On ne maîtrise pas tout ce qui se passe autour de nous.
Je sais que les Écritures nous mettent souvent en garde contre la tentation de placer notre confiance en nous-mêmes, dans l’humain, en dehors de Dieu ou sans référence à Dieu.
Alors, je pense que la pandémie nous permet de retrouver notre place comme humains, à savoir que nous sommes la création de Dieu.
La pandémie nous rappelle aussi la finitude de l’être humain, à savoir que notre vie finalement ne tient qu’à un fil.
La vie humaine, elle est bien fragile.
C’est important de ne pas tenir le souffle de vie pour acquis, mais de valoriser la vie, de la chérir, de la savourer.
La Bible nous dit que l’homme n’est que chair.
Alors, ce n’est pas une expression qui a pour but de diminuer la place de l’être humain dans la création, mais ça nous rappelle que nous ne sommes pas tout puissants, que nous ne sommes pas éternels, mais que nous dépendons de Dieu.
La pandémie aussi nous rappelle que nous vivons au sein d’un équilibre très fragile.
Nous sommes tous interdépendants les uns des autres.
Ce que nous faisons ici affecte les autres, même à des milliers de kilomètres de nous.
On vit vraiment au sein d’un équilibre fragile qui peut se défaire en peu de temps.
On dit souvent que notre planète, c’est un énorme écosystème, à la fois sur le plan social, sur le plan économique, sur le plan écologique, même sur le plan sanitaire aussi.
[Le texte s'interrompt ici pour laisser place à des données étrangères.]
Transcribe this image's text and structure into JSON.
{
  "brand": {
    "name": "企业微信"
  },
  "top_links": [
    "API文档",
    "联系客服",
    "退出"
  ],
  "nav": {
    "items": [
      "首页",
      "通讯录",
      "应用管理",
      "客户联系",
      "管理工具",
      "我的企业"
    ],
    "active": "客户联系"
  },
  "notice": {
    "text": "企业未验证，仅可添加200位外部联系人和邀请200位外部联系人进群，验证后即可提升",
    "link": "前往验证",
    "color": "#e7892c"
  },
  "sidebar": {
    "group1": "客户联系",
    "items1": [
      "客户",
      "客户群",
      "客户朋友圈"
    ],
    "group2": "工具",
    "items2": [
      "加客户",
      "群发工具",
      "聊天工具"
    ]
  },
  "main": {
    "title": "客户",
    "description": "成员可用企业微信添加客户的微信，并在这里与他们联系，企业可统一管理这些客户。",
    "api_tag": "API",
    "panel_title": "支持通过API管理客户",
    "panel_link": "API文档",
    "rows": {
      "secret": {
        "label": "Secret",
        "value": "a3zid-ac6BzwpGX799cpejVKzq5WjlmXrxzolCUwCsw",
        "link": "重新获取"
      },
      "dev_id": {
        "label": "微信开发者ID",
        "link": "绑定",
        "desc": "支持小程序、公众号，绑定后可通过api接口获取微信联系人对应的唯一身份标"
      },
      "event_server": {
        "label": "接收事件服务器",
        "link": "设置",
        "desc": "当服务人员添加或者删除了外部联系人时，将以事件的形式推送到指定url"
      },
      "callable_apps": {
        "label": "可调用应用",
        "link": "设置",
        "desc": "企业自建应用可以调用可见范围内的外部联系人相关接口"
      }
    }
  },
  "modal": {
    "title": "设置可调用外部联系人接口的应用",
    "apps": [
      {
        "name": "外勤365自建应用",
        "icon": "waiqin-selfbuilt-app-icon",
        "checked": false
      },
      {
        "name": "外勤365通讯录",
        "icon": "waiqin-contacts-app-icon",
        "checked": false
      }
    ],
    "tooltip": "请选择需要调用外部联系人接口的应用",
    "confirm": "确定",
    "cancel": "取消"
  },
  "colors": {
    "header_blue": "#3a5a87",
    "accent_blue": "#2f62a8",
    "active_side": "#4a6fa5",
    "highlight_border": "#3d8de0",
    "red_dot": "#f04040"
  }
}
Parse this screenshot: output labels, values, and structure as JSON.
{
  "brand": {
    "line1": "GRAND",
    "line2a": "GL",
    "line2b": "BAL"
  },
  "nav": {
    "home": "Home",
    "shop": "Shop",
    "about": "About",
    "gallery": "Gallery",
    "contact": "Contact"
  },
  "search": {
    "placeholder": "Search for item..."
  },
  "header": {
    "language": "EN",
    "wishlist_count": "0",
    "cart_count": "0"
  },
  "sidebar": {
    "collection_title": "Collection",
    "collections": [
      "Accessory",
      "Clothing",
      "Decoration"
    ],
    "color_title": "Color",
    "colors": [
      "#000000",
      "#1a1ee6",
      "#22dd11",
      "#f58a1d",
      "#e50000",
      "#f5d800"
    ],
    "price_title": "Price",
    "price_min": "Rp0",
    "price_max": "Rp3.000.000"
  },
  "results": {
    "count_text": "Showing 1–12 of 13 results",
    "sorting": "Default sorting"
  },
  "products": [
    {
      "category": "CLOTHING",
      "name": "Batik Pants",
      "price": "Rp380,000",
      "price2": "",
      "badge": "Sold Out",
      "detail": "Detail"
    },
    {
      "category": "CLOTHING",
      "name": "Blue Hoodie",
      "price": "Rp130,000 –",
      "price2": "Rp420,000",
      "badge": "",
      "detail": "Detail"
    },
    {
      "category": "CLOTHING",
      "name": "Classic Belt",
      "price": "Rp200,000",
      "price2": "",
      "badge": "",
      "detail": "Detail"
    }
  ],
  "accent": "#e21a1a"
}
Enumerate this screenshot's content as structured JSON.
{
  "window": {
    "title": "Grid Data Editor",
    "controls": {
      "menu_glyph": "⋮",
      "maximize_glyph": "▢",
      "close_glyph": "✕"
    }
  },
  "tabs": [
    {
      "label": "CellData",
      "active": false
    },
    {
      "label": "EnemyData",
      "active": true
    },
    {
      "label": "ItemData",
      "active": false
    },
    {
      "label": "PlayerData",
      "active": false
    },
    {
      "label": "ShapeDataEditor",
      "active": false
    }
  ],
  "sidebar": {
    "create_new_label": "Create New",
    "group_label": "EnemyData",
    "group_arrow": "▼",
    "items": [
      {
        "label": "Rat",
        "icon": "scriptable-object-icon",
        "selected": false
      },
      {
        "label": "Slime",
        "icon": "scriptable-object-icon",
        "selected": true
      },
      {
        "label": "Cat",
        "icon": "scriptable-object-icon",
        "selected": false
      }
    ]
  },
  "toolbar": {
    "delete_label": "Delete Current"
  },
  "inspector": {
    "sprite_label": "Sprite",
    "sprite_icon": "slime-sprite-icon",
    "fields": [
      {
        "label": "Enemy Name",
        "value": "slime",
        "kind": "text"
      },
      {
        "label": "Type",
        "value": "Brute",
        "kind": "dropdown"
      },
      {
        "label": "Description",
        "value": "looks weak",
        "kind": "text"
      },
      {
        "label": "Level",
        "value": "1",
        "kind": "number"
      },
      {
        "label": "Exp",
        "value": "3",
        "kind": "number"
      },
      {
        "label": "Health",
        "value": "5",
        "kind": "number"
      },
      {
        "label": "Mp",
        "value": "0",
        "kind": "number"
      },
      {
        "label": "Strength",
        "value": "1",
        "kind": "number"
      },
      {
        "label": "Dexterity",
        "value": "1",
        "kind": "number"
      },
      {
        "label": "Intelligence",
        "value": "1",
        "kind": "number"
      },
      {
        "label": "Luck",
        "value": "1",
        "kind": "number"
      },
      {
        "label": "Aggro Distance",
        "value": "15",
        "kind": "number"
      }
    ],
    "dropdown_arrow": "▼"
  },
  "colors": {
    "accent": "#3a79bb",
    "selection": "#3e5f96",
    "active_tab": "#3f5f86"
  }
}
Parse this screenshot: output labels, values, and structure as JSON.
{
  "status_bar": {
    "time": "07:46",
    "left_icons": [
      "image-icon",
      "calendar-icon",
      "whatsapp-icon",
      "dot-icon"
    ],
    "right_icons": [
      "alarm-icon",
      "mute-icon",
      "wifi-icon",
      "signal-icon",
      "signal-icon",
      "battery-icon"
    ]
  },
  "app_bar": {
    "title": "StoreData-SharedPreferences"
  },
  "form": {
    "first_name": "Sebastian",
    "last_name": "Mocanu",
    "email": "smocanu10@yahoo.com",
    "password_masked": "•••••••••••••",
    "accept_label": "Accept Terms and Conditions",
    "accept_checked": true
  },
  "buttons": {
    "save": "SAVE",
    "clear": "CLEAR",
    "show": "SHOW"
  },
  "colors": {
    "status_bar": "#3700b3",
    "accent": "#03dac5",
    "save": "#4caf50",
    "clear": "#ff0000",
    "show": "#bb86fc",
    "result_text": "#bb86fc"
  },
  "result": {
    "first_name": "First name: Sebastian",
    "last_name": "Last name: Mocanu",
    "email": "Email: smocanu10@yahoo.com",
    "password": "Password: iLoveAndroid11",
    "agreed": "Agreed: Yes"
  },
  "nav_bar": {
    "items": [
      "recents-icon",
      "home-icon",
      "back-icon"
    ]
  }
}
D’où l’importance de développer une conscience sociale, une conscience écologique, parce que ce que nous faisons, nos gestes au quotidien, affectent les autres, même si ces gens-là sont au loin, étant donné que nous vivons dans un énorme écosystème.
La pandémie nous montre aussi toute l’importance des relations.
Nous sommes des êtres de relations, nous avons besoin de contact avec les autres.
C’est sain pour une bonne santé mentale.
Par le fait même, ça nous montre toute l’importance de la communauté, la communauté chrétienne, l’importance de vivre sa foi en communauté, en église.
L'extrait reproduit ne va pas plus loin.